Add quality estimation module #793

mshannon-sil · 2025-08-13T16:18:53Z

This module adds support for estimating the quality of drafts with regard to confidence, chrf3, and usability.

It requires a diff_predictions file to establish a correlation between confidence and chrF3, as well as confidence files to project chrF3 and ultimately usability from. The user has a few options to specify confidence files. They can provide a list of file paths (relative to the experiment directory) or they can specify just the book ids. They can also change the directory to look for confidence files in (relative to the experiment directory) e.g. /infer/5000/source. See the argument descriptions for more details. Also, if a usability_parameters.tsv file is present, it will use the parameters in that file for the chrf3 - usability distribution rather than the default parameters that we gathered from usability surveys.

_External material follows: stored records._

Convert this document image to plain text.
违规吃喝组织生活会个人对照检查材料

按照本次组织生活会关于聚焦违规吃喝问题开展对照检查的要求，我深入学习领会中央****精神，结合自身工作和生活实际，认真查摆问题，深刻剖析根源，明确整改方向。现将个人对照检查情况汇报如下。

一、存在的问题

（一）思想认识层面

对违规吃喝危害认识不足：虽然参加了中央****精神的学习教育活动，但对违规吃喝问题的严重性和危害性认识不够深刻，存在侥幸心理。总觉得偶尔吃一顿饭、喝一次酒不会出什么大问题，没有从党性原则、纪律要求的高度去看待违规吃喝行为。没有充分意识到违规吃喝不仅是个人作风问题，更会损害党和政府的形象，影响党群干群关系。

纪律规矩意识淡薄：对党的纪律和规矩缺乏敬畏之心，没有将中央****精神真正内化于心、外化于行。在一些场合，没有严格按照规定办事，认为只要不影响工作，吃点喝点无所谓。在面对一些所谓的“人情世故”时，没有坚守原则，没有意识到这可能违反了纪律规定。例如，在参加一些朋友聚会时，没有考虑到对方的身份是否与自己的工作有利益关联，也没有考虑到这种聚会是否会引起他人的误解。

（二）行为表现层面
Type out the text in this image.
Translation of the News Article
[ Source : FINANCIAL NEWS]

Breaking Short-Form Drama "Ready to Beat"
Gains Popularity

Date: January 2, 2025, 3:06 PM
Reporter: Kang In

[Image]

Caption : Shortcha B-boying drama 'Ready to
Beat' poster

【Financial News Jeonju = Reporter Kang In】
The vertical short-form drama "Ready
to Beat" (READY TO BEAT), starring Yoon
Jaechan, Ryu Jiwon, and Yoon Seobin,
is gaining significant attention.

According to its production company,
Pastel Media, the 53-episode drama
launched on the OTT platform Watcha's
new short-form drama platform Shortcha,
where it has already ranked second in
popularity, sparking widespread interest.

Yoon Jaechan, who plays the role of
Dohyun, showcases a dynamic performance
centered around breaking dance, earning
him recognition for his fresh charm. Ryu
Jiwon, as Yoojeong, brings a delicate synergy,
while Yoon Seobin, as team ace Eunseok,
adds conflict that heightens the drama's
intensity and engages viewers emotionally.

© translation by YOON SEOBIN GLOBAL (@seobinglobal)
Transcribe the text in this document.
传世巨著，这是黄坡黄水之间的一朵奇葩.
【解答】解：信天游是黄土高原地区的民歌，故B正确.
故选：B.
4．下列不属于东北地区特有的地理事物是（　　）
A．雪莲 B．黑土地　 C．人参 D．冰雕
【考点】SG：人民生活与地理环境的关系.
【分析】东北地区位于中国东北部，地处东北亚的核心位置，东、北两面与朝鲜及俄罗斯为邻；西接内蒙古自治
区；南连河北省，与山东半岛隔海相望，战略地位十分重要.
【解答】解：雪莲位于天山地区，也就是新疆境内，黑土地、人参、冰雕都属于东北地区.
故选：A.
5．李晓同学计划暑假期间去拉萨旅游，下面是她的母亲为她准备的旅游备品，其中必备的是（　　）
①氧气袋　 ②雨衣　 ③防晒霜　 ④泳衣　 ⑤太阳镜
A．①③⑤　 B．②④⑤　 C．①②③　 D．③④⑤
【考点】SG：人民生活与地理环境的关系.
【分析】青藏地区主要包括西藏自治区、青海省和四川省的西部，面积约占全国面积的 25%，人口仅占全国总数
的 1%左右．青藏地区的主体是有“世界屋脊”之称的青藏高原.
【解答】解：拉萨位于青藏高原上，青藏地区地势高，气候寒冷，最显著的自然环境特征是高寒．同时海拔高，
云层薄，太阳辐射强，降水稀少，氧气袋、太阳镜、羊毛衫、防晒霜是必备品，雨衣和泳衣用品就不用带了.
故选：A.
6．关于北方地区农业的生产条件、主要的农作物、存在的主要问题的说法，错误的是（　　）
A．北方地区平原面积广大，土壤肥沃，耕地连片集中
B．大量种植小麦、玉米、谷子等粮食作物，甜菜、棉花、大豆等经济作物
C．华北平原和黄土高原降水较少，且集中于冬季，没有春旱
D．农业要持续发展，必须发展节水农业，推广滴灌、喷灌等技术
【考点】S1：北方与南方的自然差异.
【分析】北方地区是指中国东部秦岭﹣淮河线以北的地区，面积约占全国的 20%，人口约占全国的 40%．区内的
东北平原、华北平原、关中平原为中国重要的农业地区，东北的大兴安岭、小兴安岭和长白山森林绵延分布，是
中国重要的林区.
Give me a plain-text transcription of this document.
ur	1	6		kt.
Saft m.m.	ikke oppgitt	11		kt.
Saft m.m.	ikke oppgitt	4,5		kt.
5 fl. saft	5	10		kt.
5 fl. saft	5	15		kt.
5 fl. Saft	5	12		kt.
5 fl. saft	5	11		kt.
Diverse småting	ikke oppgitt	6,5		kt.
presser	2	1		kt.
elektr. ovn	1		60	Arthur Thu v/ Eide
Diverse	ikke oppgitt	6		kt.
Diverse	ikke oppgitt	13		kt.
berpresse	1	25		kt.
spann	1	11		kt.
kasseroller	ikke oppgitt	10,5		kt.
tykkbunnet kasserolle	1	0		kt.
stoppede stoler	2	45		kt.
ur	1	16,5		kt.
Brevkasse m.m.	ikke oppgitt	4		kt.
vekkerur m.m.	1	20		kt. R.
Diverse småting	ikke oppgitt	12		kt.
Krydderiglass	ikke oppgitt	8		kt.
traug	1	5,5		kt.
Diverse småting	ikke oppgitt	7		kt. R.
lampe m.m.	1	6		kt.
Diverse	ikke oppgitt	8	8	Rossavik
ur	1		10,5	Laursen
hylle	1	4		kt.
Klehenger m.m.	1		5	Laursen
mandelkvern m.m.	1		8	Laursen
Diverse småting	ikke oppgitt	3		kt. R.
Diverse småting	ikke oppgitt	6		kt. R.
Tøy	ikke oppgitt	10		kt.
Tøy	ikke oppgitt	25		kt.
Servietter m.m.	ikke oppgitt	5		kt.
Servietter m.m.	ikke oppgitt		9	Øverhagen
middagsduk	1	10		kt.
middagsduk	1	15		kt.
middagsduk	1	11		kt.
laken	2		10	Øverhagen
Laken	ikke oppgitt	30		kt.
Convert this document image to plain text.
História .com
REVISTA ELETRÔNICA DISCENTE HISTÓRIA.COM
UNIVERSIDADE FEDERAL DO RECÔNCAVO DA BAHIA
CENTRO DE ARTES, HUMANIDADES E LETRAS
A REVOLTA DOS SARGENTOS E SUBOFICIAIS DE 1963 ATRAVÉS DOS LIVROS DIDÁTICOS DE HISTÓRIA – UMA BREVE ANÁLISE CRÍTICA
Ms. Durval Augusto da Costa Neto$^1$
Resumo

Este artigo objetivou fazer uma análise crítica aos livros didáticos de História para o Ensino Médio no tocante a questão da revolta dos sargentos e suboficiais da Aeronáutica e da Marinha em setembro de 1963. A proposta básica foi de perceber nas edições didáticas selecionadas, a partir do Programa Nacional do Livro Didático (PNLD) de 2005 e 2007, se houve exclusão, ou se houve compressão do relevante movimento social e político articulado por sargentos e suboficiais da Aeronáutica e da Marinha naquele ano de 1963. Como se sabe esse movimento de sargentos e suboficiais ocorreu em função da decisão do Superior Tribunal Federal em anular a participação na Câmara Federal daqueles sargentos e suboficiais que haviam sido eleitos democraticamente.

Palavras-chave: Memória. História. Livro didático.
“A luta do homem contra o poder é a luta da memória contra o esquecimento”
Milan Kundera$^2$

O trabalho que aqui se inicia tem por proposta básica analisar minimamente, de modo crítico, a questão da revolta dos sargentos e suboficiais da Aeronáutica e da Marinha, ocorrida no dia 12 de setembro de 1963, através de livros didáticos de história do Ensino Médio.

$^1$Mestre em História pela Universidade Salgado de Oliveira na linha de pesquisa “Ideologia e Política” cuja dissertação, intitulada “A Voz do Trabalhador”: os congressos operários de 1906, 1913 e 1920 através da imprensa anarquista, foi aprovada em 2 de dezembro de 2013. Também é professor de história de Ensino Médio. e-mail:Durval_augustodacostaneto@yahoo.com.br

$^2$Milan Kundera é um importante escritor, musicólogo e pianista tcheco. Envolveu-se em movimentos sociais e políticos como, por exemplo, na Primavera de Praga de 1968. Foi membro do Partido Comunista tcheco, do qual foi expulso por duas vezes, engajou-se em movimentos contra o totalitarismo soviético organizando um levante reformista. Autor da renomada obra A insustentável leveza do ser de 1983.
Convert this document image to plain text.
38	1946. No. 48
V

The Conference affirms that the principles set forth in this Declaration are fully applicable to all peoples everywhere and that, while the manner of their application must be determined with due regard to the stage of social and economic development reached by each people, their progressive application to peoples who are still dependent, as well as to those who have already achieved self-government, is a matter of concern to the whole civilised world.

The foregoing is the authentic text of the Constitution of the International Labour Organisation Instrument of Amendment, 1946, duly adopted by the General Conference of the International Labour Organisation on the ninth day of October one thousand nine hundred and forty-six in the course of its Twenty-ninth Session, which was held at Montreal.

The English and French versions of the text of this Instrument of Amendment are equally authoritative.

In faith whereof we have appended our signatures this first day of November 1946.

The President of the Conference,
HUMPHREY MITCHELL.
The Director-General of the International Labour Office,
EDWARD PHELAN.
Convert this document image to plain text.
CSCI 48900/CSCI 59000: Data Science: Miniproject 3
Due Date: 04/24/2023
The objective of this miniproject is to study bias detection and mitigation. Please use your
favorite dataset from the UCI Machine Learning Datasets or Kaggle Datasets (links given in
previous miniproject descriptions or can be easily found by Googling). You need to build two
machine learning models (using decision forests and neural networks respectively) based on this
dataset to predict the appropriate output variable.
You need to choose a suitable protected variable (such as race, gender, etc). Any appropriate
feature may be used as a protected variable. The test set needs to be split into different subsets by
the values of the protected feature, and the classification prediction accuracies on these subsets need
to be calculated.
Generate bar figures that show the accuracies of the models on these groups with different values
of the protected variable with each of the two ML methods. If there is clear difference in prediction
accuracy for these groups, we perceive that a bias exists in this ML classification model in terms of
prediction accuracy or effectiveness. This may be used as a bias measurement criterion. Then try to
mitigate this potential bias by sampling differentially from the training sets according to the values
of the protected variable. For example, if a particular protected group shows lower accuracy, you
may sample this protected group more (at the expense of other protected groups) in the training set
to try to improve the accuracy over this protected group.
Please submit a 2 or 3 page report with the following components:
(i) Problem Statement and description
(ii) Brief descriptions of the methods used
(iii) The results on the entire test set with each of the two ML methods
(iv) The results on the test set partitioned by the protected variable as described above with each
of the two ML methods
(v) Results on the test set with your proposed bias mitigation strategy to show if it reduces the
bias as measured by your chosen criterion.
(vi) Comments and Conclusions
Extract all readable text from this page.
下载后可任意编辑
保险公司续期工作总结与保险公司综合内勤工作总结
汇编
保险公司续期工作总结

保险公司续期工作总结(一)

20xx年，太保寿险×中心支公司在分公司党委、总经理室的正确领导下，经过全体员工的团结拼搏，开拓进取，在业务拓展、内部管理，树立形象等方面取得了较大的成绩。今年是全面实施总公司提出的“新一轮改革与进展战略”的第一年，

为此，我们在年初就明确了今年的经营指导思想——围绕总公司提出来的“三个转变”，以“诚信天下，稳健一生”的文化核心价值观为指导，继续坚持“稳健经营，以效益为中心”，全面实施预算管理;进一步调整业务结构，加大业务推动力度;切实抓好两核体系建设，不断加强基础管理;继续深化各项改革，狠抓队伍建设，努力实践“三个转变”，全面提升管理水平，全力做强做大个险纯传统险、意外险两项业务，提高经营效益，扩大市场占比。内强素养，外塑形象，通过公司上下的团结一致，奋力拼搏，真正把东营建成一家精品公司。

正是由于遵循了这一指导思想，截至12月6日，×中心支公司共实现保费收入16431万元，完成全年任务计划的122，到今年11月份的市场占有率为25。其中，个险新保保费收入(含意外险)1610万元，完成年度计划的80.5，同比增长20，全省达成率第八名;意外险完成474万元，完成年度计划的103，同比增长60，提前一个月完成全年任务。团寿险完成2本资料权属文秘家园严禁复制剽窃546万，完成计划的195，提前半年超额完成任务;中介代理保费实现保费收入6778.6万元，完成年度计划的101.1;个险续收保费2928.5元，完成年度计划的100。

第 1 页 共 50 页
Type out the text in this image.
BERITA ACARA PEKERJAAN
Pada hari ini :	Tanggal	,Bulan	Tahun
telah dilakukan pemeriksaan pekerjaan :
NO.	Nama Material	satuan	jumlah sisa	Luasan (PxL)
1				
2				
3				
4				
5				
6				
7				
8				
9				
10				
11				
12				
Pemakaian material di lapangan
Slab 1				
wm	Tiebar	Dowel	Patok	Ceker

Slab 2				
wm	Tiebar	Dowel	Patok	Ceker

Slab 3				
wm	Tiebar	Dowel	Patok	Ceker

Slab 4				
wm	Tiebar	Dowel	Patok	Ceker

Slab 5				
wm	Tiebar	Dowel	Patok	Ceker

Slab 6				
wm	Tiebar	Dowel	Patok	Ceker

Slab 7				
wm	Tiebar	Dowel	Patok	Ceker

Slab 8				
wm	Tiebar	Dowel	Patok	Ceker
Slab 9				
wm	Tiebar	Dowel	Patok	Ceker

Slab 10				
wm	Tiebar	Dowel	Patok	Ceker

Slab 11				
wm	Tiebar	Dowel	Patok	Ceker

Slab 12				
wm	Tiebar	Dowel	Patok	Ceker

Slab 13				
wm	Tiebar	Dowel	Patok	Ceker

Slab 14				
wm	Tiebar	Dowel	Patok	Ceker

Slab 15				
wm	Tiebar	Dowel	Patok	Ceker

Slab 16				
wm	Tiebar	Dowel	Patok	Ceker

It outputs '*.projected_chrf3.tsv' files corresponding to each confidence file, listing the vref, confidence, and projected_chrf3 for each verse. It then also outputs a single usability_chapters.tsv file covering chapter usability for all chapter refs in all the confidence files, as well as a single usability_books.tsv for book usability.

Currently it only supports chrF3 as a projected scorer and assumes confidence files were generated from a .SFM file rather than a .txt file so that vref information can be retrieved. Future work could be done to expand functionality as the need arises.

This change is

Copilot

Pull Request Overview

This PR introduces a quality estimation module for evaluating NMT model draft quality using confidence scores, chrF3 projections, and usability metrics. The module establishes correlations between confidence and chrF3 scores from diff predictions files to project quality metrics for confidence files.

Adds quality_estimation.py module with functions to project chrF3 scores from confidence data and compute usability proportions
Implements command-line interface supporting multiple confidence file selection methods (file paths or book IDs)
Generates projected chrF3 output files and aggregated usability metrics at chapter and book levels

Comments suppressed due to low confidence (1)

silnlp/nmt/quality_estimation.py:94

The regex pattern is missing the end-of-line anchor '$'. Without it, the pattern could match partial lines, potentially causing incorrect parsing of verse references.

            match = re.match(r"^([0-9A-Z][A-Z]{2}) (\d+):(\d+)(/.*)?", line)

_{Tip: Customize your code reviews with copilot-instructions.md. Create the file or learn how to get started.}

silnlp/nmt/quality_estimation.py

benjaminking

Reviewed 1 of 1 files at r3, all commit messages.
Reviewable status: all files reviewed, 6 unresolved discussions (waiting on @mshannon-sil)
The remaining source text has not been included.